Während der Nervendegeneration kommt es häufig zu einer schweren distalen Ruptur vieler Axone. Diese Pathologie wird als wallerische Wiedergeburt bezeichnet. Diese Nervenregeneration ist charakteristisch für das Wachstum von Axonen in den Myelinschalen. In diesem Fall wachsen Axone nur in Richtung ihrer direkten terminalen Verzweigung mit ungefähr 1 mm pro Tag.

Bei einer noch stärkeren Verletzung wird eine Neuromese beobachtet, dh ein anatomischer vollständiger Bruch des gesamten Nervs. Darauf folgt oft die unvermeidliche wallerische Wiedergeburt. Es wird angenommen, dass die notwendige Regeneration der Axone aufgrund schwerer Verletzungen immer unvollständig ist. Einige motorische Fasern können manchmal empfindliche Fasern ersetzen oder sogar in Richtung der sogenannten "fremden" Muskeln gehen.

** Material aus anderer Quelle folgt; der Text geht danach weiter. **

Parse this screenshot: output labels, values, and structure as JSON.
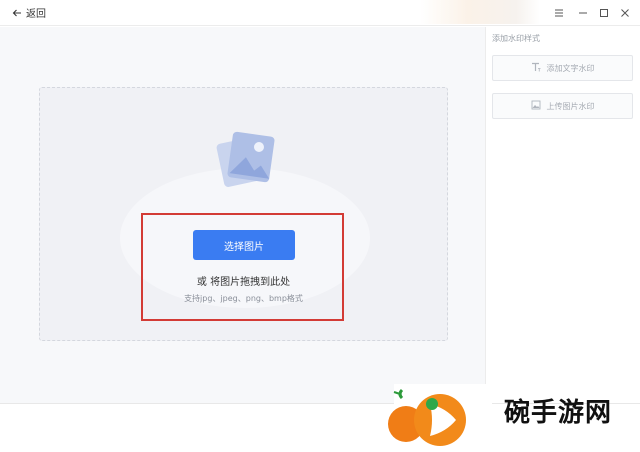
{
  "titlebar": {
    "back_label": "返回",
    "icons": [
      "back-arrow-icon",
      "menu-icon",
      "minimize-icon",
      "maximize-icon",
      "close-icon"
    ]
  },
  "upload": {
    "select_button": "选择图片",
    "drag_hint": "或 将图片拖拽到此处",
    "formats": "支持jpg、jpeg、png、bmp格式",
    "accent_color": "#3a7cf2",
    "highlight_color": "#d33b35"
  },
  "sidebar": {
    "title": "添加水印样式",
    "buttons": [
      {
        "label": "添加文字水印",
        "icon": "text-icon"
      },
      {
        "label": "上传图片水印",
        "icon": "image-icon"
      }
    ]
  },
  "watermark": {
    "text": "碗手游网",
    "icon": "orange-play-logo-icon"
  }
}
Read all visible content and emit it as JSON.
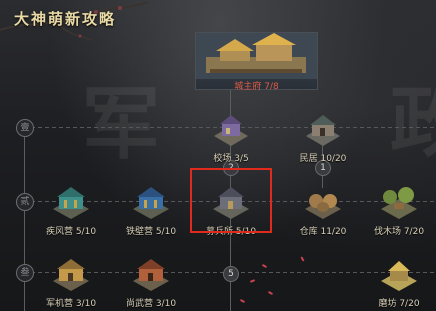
{
  "page_title": "大神萌新攻略",
  "watermarks": [
    "军",
    "政"
  ],
  "tiers": [
    {
      "label": "壹",
      "numbers": [
        "2",
        "1"
      ]
    },
    {
      "label": "贰",
      "numbers": []
    },
    {
      "label": "叁",
      "numbers": [
        "5"
      ]
    }
  ],
  "headquarters": {
    "name": "城主府",
    "level": "7/8"
  },
  "row1": [
    {
      "name": "校场",
      "level": "3/5"
    },
    {
      "name": "民居",
      "level": "10/20"
    }
  ],
  "row2": [
    {
      "name": "疾风营",
      "level": "5/10"
    },
    {
      "name": "铁壁营",
      "level": "5/10"
    },
    {
      "name": "募兵所",
      "level": "5/10",
      "highlighted": true
    },
    {
      "name": "仓库",
      "level": "11/20"
    },
    {
      "name": "伐木场",
      "level": "7/20"
    }
  ],
  "row3": [
    {
      "name": "军机营",
      "level": "3/10"
    },
    {
      "name": "尚武营",
      "level": "3/10"
    },
    {
      "name": "磨坊",
      "level": "7/20"
    }
  ],
  "colors": {
    "highlight": "#e02a1e",
    "hq_label": "#e35b45",
    "title": "#e9d9a4"
  }
}
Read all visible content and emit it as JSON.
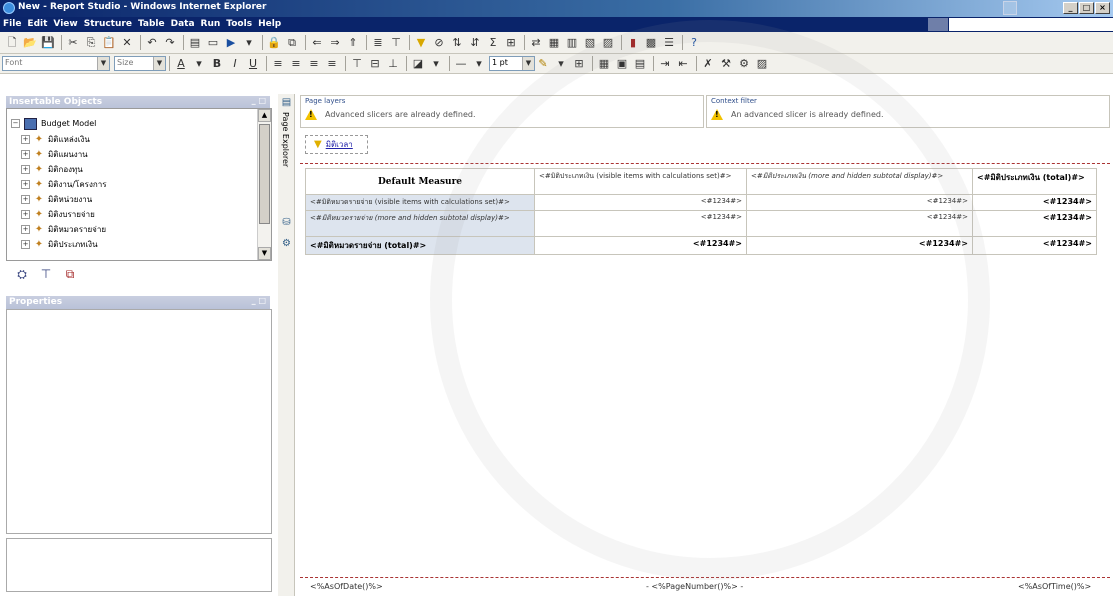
{
  "window": {
    "title": "New - Report Studio - Windows Internet Explorer",
    "controls": [
      "_",
      "□",
      "×"
    ]
  },
  "menu": [
    "File",
    "Edit",
    "View",
    "Structure",
    "Table",
    "Data",
    "Run",
    "Tools",
    "Help"
  ],
  "toolbar2": {
    "font_placeholder": "Font",
    "size_placeholder": "Size",
    "line_width": "1 pt"
  },
  "insertable": {
    "title": "Insertable Objects",
    "pane_btns": "_ □",
    "root": "Budget Model",
    "items": [
      "มิติแหล่งเงิน",
      "มิติแผนงาน",
      "มิติกองทุน",
      "มิติงาน/โครงการ",
      "มิติหน่วยงาน",
      "มิติงบรายจ่าย",
      "มิติหมวดรายจ่าย",
      "มิติประเภทเงิน"
    ]
  },
  "properties": {
    "title": "Properties",
    "pane_btns": "_ □"
  },
  "explorer": {
    "label": "Page Explorer"
  },
  "layers": {
    "title": "Page layers",
    "message": "Advanced slicers are already defined."
  },
  "context": {
    "title": "Context filter",
    "message": "An advanced slicer is already defined."
  },
  "slicer": {
    "label": "มิติเวลา"
  },
  "crosstab": {
    "corner": "Default Measure",
    "columns": [
      "<#มิติประเภทเงิน (visible items with calculations set)#>",
      "<#มิติประเภทเงิน (more and hidden subtotal display)#>",
      "<#มิติประเภทเงิน (total)#>"
    ],
    "rows": [
      {
        "label": "<#มิติหมวดรายจ่าย (visible items with calculations set)#>",
        "values": [
          "<#1234#>",
          "<#1234#>",
          "<#1234#>"
        ]
      },
      {
        "label": "<#มิติหมวดรายจ่าย (more and hidden subtotal display)#>",
        "values": [
          "<#1234#>",
          "<#1234#>",
          "<#1234#>"
        ]
      },
      {
        "label": "<#มิติหมวดรายจ่าย (total)#>",
        "values": [
          "<#1234#>",
          "<#1234#>",
          "<#1234#>"
        ]
      }
    ]
  },
  "footer": {
    "left": "<%AsOfDate()%>",
    "center": "- <%PageNumber()%> -",
    "right": "<%AsOfTime()%>"
  }
}
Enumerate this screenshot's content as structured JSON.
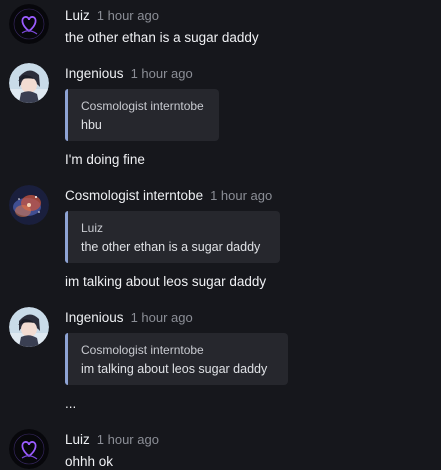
{
  "messages": [
    {
      "author": "Luiz",
      "time": "1 hour ago",
      "avatar_icon": "purple-heart-icon",
      "text": "the other ethan is a sugar daddy"
    },
    {
      "author": "Ingenious",
      "time": "1 hour ago",
      "avatar_icon": "anime-character-avatar",
      "quote": {
        "author": "Cosmologist interntobe",
        "text": "hbu"
      },
      "text": "I'm doing fine"
    },
    {
      "author": "Cosmologist interntobe",
      "time": "1 hour ago",
      "avatar_icon": "nebula-avatar",
      "quote": {
        "author": "Luiz",
        "text": "the other ethan is a sugar daddy"
      },
      "text": "im talking about leos sugar daddy"
    },
    {
      "author": "Ingenious",
      "time": "1 hour ago",
      "avatar_icon": "anime-character-avatar",
      "quote": {
        "author": "Cosmologist interntobe",
        "text": "im talking about leos sugar daddy"
      },
      "text": "..."
    },
    {
      "author": "Luiz",
      "time": "1 hour ago",
      "avatar_icon": "purple-heart-icon",
      "text": "ohhh ok"
    }
  ],
  "colors": {
    "background": "#16171c",
    "quote_background": "#26272d",
    "quote_accent": "#8ea3d4",
    "heart_purple": "#9b5cff",
    "timestamp": "#8b8e96"
  }
}
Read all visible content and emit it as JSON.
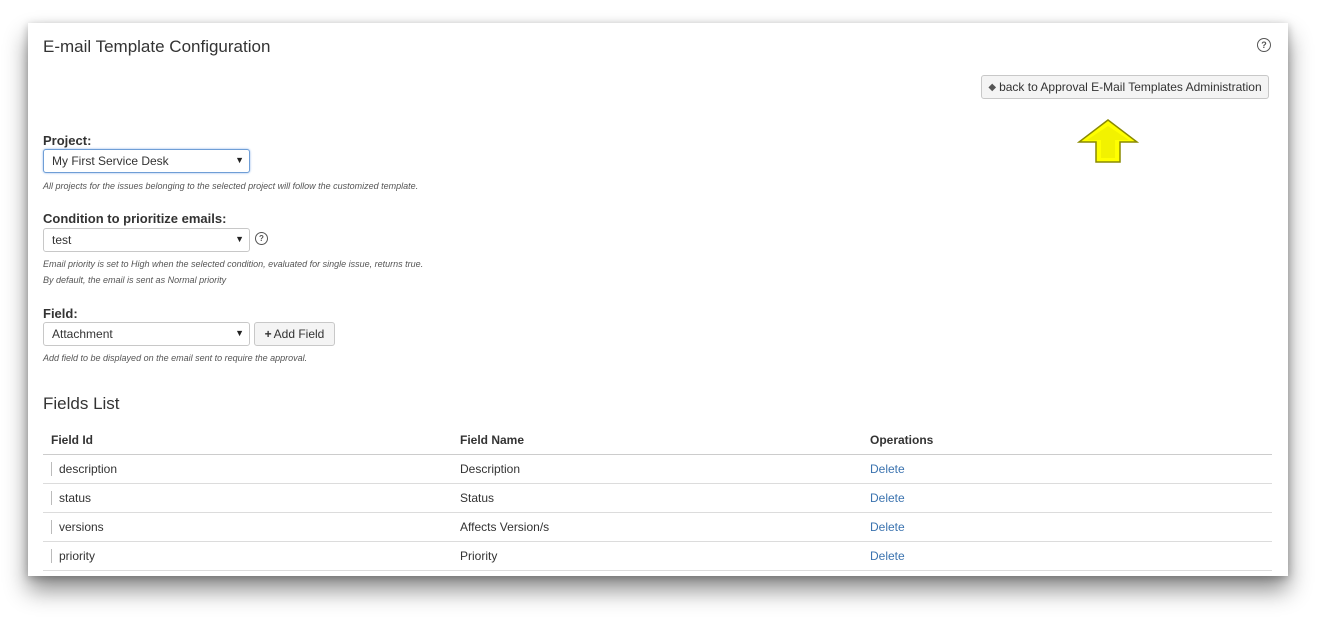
{
  "page": {
    "title": "E-mail Template Configuration",
    "help_glyph": "?",
    "back_button": {
      "arrow": "◆",
      "label": "back to Approval E-Mail Templates Administration"
    }
  },
  "project": {
    "label": "Project:",
    "value": "My First Service Desk",
    "hint": "All projects for the issues belonging to the selected project will follow the customized template."
  },
  "condition": {
    "label": "Condition to prioritize emails:",
    "value": "test",
    "hint_line1": "Email priority is set to High when the selected condition, evaluated for single issue, returns true.",
    "hint_line2": "By default, the email is sent as Normal priority"
  },
  "field": {
    "label": "Field:",
    "value": "Attachment",
    "add_button": {
      "icon": "+",
      "label": "Add Field"
    },
    "hint": "Add field to be displayed on the email sent to require the approval."
  },
  "fields_list": {
    "title": "Fields List",
    "columns": [
      "Field Id",
      "Field Name",
      "Operations"
    ],
    "rows": [
      {
        "id": "description",
        "name": "Description",
        "op": "Delete"
      },
      {
        "id": "status",
        "name": "Status",
        "op": "Delete"
      },
      {
        "id": "versions",
        "name": "Affects Version/s",
        "op": "Delete"
      },
      {
        "id": "priority",
        "name": "Priority",
        "op": "Delete"
      }
    ]
  },
  "colors": {
    "link": "#3b73af",
    "annotation_arrow": "#ffff00"
  },
  "icons": {
    "dropdown": "▼"
  }
}
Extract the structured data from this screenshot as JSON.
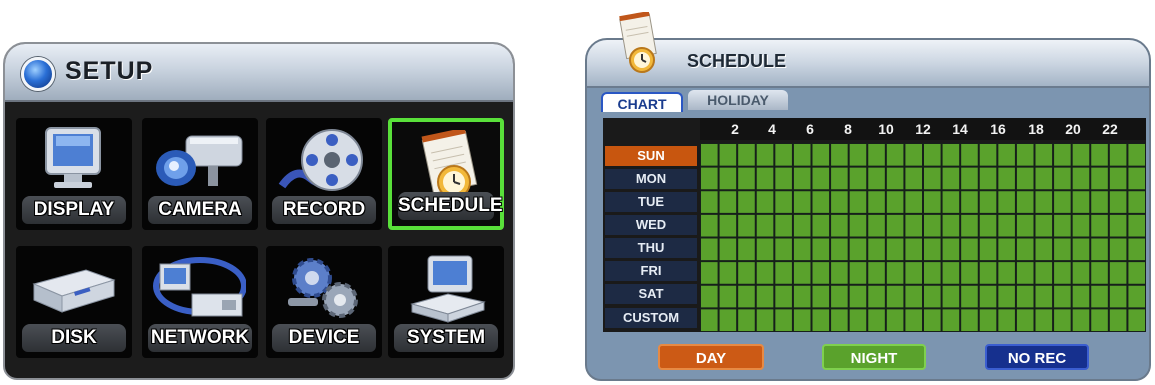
{
  "setup": {
    "title": "SETUP",
    "tiles": [
      {
        "label": "DISPLAY",
        "icon": "monitor-icon"
      },
      {
        "label": "CAMERA",
        "icon": "camera-icon"
      },
      {
        "label": "RECORD",
        "icon": "film-reel-icon"
      },
      {
        "label": "SCHEDULE",
        "icon": "schedule-clock-icon",
        "selected": true
      },
      {
        "label": "DISK",
        "icon": "disk-drive-icon"
      },
      {
        "label": "NETWORK",
        "icon": "network-icon"
      },
      {
        "label": "DEVICE",
        "icon": "gears-icon"
      },
      {
        "label": "SYSTEM",
        "icon": "computer-icon"
      }
    ]
  },
  "schedule": {
    "title": "SCHEDULE",
    "tabs": [
      "CHART",
      "HOLIDAY"
    ],
    "active_tab": "CHART",
    "hours": [
      "2",
      "4",
      "6",
      "8",
      "10",
      "12",
      "14",
      "16",
      "18",
      "20",
      "22"
    ],
    "days": [
      "SUN",
      "MON",
      "TUE",
      "WED",
      "THU",
      "FRI",
      "SAT",
      "CUSTOM"
    ],
    "selected_day": "SUN",
    "legend": [
      "DAY",
      "NIGHT",
      "NO REC"
    ],
    "cell_state": "NIGHT"
  },
  "colors": {
    "day": "#cc5a15",
    "night": "#5aa22c",
    "no_rec": "#16308e",
    "selection": "#59e03a"
  }
}
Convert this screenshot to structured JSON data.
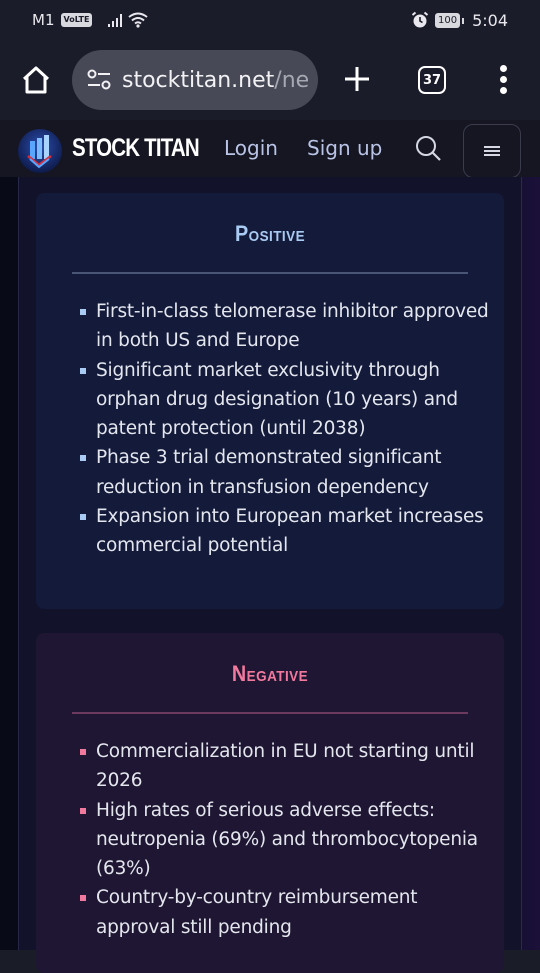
{
  "status_bar": {
    "carrier": "M1",
    "volte": "VoLTE",
    "battery": "100",
    "time": "5:04",
    "icons": [
      "signal-icon",
      "wifi-icon",
      "alarm-icon",
      "battery-icon"
    ]
  },
  "browser": {
    "url_main": "stocktitan.net",
    "url_rest": "/ne",
    "tab_count": "37"
  },
  "site": {
    "brand": "STOCK TITAN",
    "nav": {
      "login": "Login",
      "signup": "Sign up"
    }
  },
  "positive": {
    "title": "Positive",
    "accent": "#a9caf2",
    "items": [
      "First-in-class telomerase inhibitor approved in both US and Europe",
      "Significant market exclusivity through orphan drug designation (10 years) and patent protection (until 2038)",
      "Phase 3 trial demonstrated significant reduction in transfusion dependency",
      "Expansion into European market increases commercial potential"
    ]
  },
  "negative": {
    "title": "Negative",
    "accent": "#f2799e",
    "items": [
      "Commercialization in EU not starting until 2026",
      "High rates of serious adverse effects: neutropenia (69%) and thrombocytopenia (63%)",
      "Country-by-country reimbursement approval still pending"
    ]
  }
}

Axonale Degeneration ist ein völlig anderer Mechanismus für die Entwicklung einer axonalen Neuropathie. Es ist diese Degeneration, die durch eine ernsthafte Verletzung des typischen Stoffwechsels direkt im Körper des Neurons verursacht wird. Infolgedessen wird der notwendige axoplasmatische Strom dann erheblich behindert. Die am weitesten entfernten großen Bereiche des Nervs sind immer die Ersten, die stark leiden. Danach breitet sich ein derart gefährlicher Prozess auch in proximaler Richtung aus.

Dieser Mechanismus wird als Hauptfaktor aller distalen axonalen Neuropathien angesehen. Eine signifikante Schädigung der Motoneuronenkörper bei Motoneuropathien könnte auf verschiedene Erkrankungen des Rückenmarks zurückgeführt werden, wenn das Krankheitsbild nur durch Nervenschäden verursacht würde. Deshalb wird diese Art von Krankheit zusammen mit axonalen Neuropathien in Betracht gezogen.

Es ist zu beachten, dass die charakteristischen Symptome der motorischen axonalen Neuropathien Faszikulation, Atrophie und Muskelschwäche sind. Bei längerer Schädigung sind in schweren Fällen alle Sehnenreflexe spürbar geschwächt. Es kommt auch häufig vor, dass Reflexminderungen in der Regel erst zu Beginn der Erkrankung auftreten. Es wurde beobachtet, dass bei axonalen Neuropathien des sensorischen Typs häufig unterschiedliche Empfindlichkeitsbereiche verletzt werden, und zwar ungefähr gleich.

Schwann-Zellen leiden ein zweites Mal an distalen axonalen Neuropathien und Waller-Degeneration. In den meisten Fällen nimmt ihre Anzahl ab oder sie verschwinden ganz.

Fachredakteur: Pavel Alexandrovich Mochalov | D.M.N. Hausarzt

Ausbildung: Moskauer Medizinisches Institut. I. M. Sechenov, Fachgebiet - "Medizin" 1991, 1993 "Berufskrankheiten", 1996 "Therapie".